A voz suprema do blues: um filme imperdível na Netflix

Não sei se exagero, porque nessa pandemia tenho lido mais do que assistido a filmes, mas penso que "A voz suprema do blues" é o melhor filme que vi este ano. Na Netflix, com produção de Denzel Washington, recomendo muitíssimo. Baseado na peça de August Wilson "Ma Rainey's Black Bottom", de 1984 (não vi, adoraria ver isso no teatro), mostra um dia de gravação de um disco de Ma Rainey, em 1927, considerada a mãe do blues. Como o blues nasceu da dor física e espiritual associada à escravidão afro-americana, o filme mostra, de forma poética, com diálogos impecáveis, os conflitos entre brancos e pretos, pretos e pretos, ricos e pobres, numa época em que o racismo nos Estados Unidos era praticado com apoio oficialmente explícito. E legalizado!
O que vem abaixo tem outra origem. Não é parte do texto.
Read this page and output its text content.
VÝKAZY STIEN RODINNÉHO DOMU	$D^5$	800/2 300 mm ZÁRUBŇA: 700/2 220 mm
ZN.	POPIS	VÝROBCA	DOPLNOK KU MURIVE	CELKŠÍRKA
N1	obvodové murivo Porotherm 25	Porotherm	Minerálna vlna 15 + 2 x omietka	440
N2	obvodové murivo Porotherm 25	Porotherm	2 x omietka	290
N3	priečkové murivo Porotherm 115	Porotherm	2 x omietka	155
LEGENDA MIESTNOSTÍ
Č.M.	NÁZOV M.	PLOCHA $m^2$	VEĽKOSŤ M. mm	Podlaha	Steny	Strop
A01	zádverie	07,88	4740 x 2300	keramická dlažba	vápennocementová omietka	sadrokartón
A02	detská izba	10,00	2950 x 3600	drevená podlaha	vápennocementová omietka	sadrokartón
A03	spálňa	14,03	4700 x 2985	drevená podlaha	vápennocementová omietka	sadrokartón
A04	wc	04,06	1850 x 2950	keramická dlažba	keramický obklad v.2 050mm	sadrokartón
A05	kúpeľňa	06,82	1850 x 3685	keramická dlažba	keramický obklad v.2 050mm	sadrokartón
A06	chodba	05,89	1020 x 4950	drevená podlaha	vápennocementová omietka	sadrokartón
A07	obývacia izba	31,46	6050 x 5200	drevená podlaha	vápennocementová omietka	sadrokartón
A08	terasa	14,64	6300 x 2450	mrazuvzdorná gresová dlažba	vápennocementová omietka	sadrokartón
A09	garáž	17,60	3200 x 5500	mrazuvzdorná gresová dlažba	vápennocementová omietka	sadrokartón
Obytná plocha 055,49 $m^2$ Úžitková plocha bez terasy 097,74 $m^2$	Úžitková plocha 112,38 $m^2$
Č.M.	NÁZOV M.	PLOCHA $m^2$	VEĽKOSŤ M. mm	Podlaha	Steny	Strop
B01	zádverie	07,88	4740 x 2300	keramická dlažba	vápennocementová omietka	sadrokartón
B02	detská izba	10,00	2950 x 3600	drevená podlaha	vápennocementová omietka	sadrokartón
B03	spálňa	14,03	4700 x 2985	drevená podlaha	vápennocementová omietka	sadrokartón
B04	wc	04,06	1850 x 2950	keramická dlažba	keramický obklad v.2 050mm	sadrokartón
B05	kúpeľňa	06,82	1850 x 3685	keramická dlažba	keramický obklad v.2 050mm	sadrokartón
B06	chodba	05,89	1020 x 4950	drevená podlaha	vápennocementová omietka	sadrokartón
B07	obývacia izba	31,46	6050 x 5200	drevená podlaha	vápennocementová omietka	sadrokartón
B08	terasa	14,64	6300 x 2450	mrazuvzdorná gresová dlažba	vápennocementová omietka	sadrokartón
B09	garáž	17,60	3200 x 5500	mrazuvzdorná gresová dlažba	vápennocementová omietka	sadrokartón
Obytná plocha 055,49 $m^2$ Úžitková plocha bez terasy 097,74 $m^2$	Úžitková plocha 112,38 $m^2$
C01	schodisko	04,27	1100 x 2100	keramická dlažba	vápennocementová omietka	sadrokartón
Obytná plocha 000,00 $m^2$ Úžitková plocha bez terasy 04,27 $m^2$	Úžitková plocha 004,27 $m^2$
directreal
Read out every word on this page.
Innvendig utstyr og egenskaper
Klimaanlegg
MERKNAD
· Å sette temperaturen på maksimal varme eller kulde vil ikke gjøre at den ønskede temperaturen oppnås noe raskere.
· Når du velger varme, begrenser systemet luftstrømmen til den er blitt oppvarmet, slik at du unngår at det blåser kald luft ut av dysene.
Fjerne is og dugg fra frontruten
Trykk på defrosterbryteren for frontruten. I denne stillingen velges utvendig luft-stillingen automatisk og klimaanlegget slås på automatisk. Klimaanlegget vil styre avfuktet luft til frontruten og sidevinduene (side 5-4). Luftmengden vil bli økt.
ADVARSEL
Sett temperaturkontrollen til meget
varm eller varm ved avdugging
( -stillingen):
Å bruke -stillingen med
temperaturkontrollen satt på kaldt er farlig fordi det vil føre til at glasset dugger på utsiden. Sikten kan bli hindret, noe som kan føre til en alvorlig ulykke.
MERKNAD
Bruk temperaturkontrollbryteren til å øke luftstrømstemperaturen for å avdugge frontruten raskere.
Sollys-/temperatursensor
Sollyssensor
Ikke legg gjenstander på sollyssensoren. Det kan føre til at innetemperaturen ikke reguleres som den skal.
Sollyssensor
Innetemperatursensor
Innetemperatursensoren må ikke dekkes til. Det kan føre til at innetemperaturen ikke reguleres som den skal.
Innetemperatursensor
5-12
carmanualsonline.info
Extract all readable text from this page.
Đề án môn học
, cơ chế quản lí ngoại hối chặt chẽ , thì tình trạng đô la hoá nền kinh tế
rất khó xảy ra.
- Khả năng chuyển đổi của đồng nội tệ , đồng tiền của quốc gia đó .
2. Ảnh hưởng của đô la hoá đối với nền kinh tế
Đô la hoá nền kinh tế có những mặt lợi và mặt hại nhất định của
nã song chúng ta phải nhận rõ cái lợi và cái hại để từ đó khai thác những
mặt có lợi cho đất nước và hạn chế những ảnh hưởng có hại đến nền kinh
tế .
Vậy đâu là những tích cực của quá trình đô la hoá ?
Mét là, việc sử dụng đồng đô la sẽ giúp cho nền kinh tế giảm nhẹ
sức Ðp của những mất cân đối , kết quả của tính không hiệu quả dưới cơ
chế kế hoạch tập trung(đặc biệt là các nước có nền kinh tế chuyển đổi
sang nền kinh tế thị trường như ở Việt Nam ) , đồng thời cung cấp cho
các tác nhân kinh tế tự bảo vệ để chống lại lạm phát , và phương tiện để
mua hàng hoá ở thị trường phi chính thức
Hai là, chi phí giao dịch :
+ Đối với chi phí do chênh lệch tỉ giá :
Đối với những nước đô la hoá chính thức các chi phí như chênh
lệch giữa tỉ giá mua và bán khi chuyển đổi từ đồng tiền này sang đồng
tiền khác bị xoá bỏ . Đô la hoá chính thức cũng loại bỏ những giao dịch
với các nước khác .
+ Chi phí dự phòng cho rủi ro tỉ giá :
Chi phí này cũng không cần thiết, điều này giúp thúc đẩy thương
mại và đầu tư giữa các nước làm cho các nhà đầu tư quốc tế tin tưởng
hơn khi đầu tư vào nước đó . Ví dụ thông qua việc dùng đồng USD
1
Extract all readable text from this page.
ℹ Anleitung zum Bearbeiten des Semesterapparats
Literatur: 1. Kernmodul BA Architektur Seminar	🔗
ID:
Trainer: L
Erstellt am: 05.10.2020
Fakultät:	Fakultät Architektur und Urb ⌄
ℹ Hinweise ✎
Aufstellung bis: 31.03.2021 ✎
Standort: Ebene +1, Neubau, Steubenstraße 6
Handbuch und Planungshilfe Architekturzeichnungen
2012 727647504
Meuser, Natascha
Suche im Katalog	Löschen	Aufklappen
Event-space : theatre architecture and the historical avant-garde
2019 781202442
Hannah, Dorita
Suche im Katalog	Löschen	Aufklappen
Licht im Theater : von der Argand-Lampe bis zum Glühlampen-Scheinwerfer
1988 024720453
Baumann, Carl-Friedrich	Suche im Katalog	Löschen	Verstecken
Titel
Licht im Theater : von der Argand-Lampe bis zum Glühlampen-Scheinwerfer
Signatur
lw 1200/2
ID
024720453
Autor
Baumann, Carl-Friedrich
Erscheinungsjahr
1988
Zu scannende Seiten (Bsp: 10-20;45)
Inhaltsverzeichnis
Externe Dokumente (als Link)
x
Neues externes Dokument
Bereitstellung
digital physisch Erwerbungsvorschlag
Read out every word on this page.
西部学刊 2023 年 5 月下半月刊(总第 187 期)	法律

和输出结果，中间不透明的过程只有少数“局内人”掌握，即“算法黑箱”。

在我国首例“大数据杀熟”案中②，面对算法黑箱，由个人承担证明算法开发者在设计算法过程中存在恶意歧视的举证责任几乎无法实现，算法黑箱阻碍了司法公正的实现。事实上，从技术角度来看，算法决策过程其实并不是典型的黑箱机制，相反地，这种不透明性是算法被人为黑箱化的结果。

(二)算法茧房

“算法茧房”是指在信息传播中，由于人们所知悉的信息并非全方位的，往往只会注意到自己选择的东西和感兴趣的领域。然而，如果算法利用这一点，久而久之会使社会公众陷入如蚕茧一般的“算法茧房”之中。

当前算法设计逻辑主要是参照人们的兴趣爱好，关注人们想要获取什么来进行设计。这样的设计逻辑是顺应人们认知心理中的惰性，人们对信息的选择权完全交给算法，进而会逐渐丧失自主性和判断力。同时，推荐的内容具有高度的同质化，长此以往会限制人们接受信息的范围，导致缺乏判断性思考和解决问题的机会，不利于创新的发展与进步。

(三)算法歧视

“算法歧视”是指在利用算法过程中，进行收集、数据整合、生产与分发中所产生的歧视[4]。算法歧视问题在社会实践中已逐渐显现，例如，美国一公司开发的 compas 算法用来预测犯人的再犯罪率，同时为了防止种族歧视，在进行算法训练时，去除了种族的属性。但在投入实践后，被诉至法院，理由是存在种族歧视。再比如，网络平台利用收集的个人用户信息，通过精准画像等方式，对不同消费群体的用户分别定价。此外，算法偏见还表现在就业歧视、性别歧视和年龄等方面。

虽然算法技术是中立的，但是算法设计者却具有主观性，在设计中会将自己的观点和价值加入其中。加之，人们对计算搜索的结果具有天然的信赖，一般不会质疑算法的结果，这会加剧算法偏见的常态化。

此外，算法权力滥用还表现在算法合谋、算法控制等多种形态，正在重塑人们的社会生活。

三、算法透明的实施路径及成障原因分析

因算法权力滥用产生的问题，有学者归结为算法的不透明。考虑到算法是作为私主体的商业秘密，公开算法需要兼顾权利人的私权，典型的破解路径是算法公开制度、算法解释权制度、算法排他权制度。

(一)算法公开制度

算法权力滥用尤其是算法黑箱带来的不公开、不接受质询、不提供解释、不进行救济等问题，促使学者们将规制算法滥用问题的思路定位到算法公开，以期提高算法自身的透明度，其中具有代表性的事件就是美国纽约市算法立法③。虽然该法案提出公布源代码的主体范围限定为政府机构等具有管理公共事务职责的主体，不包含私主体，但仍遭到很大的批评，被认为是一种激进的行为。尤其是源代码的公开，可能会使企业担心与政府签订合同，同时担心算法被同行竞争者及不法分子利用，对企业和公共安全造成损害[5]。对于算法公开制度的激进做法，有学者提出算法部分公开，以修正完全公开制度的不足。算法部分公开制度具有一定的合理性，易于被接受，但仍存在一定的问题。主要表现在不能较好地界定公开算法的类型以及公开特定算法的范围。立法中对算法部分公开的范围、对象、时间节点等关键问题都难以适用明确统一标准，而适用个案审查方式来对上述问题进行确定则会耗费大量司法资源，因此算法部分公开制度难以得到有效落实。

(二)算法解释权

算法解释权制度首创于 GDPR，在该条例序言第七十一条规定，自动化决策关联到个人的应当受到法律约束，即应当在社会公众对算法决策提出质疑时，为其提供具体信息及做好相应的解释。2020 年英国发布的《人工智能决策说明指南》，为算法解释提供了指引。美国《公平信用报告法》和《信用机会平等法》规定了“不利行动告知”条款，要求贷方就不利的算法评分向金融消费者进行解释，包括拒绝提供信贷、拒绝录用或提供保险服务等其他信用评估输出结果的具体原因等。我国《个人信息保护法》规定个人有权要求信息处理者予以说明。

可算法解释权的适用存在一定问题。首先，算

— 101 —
Não bastassem o excelente roteiro, a direção precisa e a música, com arranjos de Wynton Marsalis, o filme vale pela afinação dos atores. Que atriz é essa Viola Davis! Interpreta com a cabeça, o corpo e a alma. É literalmente possuída pela personagem. Duvido que não leve o Oscar de melhor atriz. E também Chadwick Boseman, que morreu no ano passado (jovem demais para morrer). Viola conduz a personagem principal com vigor, levando-nos às lágrimas em vários momentos. E Boseman, que pode também ganhar o Oscar póstumo de melhor ator, interpreta o traumatizado músico iniciante de forma visceralmente inesquecível. Mas Viola é imbatível, porque fica no tom certo, sem mais nem menos.
Em tempo: a história se passa quando Ma Rainey, já em final de carreira, mas com voz poderosa, se sente ameaçada pela ascensão de Bessie Smith.